Los mamogramas deben comenzar a los 25 años o 10 años después de recibir radioterapia en el tórax; de estas dos opciones, la que ocurra después. Para los niños y los adolescentes con cáncer
de mama, las opciones de tratamiento incluyen cirugía y radioterapia, y
cirugía. Los tumores de mama también pueden presentarse como cánceres que se han
diseminado desde otros tipos de cáncer, como la leucemia, el rabdomiosarcoma, otros
sarcomas o el linfoma; en especial, en los pacientes infectados con el virus de la inmunodeficiencia humana (VIH). (Para mayor información, consultar el sumario del PDQ sobre Tratamiento del cáncer del seno (mama) en los adultos.)
Tumores bronquiales
Los tumores bronquiales (que son cánceres de la tráquea o bronquios mayores de crecimiento lento), o de las grandes vías respiratorias del pulmón, son con mayor frecuencia tumores carcinoides en los niños. Los síntomas incluyen tos y esputos con sangre y, como a veces pueden confundirse con síntomas asmáticos como el jadeo, puede haber una demora en el diagnóstico. El tratamiento principal es la
cirugía para extirpar el tumor, los ganglios linfáticos y los vasos donde el cáncer se pueda haber diseminado. El pronóstico de la mayoría de los tumores bronquiales en los niños es excelente, aunque el cáncer se haya diseminado hasta áreas cercanas. En raras ocasiones, los tumores carcinoides se vuelven cánceres agresivos (de crecimiento rápido), con mayor probabilidad de diseminarse hasta otras áreas del cuerpo en el momento que se diagnostican. No están indicadas ni la quimioterapia ni la radioterapia, a menos que haya prueba documentada de metástasis (diseminación del cáncer hasta otras áreas del cuerpo).
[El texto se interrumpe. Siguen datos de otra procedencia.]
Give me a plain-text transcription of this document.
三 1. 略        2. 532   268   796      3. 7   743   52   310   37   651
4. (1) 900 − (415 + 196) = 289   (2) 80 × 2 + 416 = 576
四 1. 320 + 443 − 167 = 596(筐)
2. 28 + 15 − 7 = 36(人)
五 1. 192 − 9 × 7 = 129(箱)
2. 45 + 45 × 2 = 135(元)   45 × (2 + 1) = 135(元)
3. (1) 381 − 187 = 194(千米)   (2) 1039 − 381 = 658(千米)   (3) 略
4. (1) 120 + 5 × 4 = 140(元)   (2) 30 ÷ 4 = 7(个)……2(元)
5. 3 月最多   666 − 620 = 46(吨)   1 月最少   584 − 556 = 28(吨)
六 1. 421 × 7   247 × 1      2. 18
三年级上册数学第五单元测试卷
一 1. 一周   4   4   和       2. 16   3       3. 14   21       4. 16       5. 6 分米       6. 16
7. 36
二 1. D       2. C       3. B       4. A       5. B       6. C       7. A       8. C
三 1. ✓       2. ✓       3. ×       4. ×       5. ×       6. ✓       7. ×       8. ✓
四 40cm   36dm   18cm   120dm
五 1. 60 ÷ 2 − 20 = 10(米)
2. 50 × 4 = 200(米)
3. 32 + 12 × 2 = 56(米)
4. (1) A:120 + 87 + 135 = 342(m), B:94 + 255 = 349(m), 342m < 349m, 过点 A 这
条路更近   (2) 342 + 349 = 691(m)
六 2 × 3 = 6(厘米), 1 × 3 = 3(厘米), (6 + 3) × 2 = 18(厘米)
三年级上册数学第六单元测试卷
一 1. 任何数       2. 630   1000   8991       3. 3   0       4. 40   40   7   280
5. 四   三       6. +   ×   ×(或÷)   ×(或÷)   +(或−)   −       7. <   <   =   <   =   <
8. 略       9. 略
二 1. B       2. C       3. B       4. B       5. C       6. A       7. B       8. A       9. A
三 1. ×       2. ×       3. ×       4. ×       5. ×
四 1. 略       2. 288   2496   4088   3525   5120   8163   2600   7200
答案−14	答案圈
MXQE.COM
Los cánceres que comienzan en las células epiteliales que revisten la superficie del pulmón son poco frecuentes y tienden a estar en estado avanzado cuando se diagnostican. La evolución de los cánceres epiteliales de pulmón depende del aspecto de las células observadas bajo un microscopio y del estadio del cáncer.
Blastoma pleuropulmonar
Los blastomas pleuropulmonares son tumores poco frecuentes que, por lo general, se presentan debajo del tejido que reviste el pulmón. En el blastoma pleuropulmonar se pueden encontrar cambios en un cromosoma específico. Cada célula del cuerpo contiene ADN (material genético que se almacena dentro de los cromosomas) el cual determina como una célula luce y actúa. Parte del ADN en el cromosoma 8 es, por lo general, anormal en estos tumores. El blastoma pleuropulmonar en estadio temprano se forma como un tumor parecido a un quiste en el pulmón. Por lo general, se presenta en los dos primeros años de vida y tiene buen pronóstico. Los tumores en estadio tardío son sólidos y se pueden diseminar hasta el cerebro. Cuando el tumor se extirpa completamente mediante cirugía en algún momento del tratamiento, mejora la probabilidad de curación. Este tumor puede recidivar o diseminarse,
a pesar de la extirpación quirúrgica. No hay opciones de tratamiento estándar para el blastoma pleuropulmonar. Los tumores en estadios tempranos se pueden tratar con cirugía sola o con cirugía y quimioterapia adyuvante para ayudar a prevenir que el tumor vuelva. Los tumores en estadios tardíos se pueden tratar con cirugía seguida de quimioterapia. Se puede usar radiación cuando el tumor no puede
extirparse quirúrgicamente. Se ha observado que muchos pacientes jóvenes
afectados por este tumor tienen antecedentes familiares de cáncer en algún pariente
cercano.
El blastoma pleuropulmonar también se puede presentar en los hermanos de los pacientes.
Tumores de esófago
El cáncer de esófago (el tubo muscular por el que pasa la comida desde la garganta hasta el estómago) es poco frecuente en el grupo de edad pediátrica. Los síntomas están relacionados con dificultad para tragar y la consecuente pérdida de peso.
Las opciones de tratamiento para el cáncer de esófago son la radioterapia o la quimioterapia. Por lo general, el pronóstico es precario para este cáncer, que
raras veces se puede extirpar completamente. (Para mayor información, consultar el sumario del PDQ sobre Tratamiento del cáncer del esófago en los adultos.)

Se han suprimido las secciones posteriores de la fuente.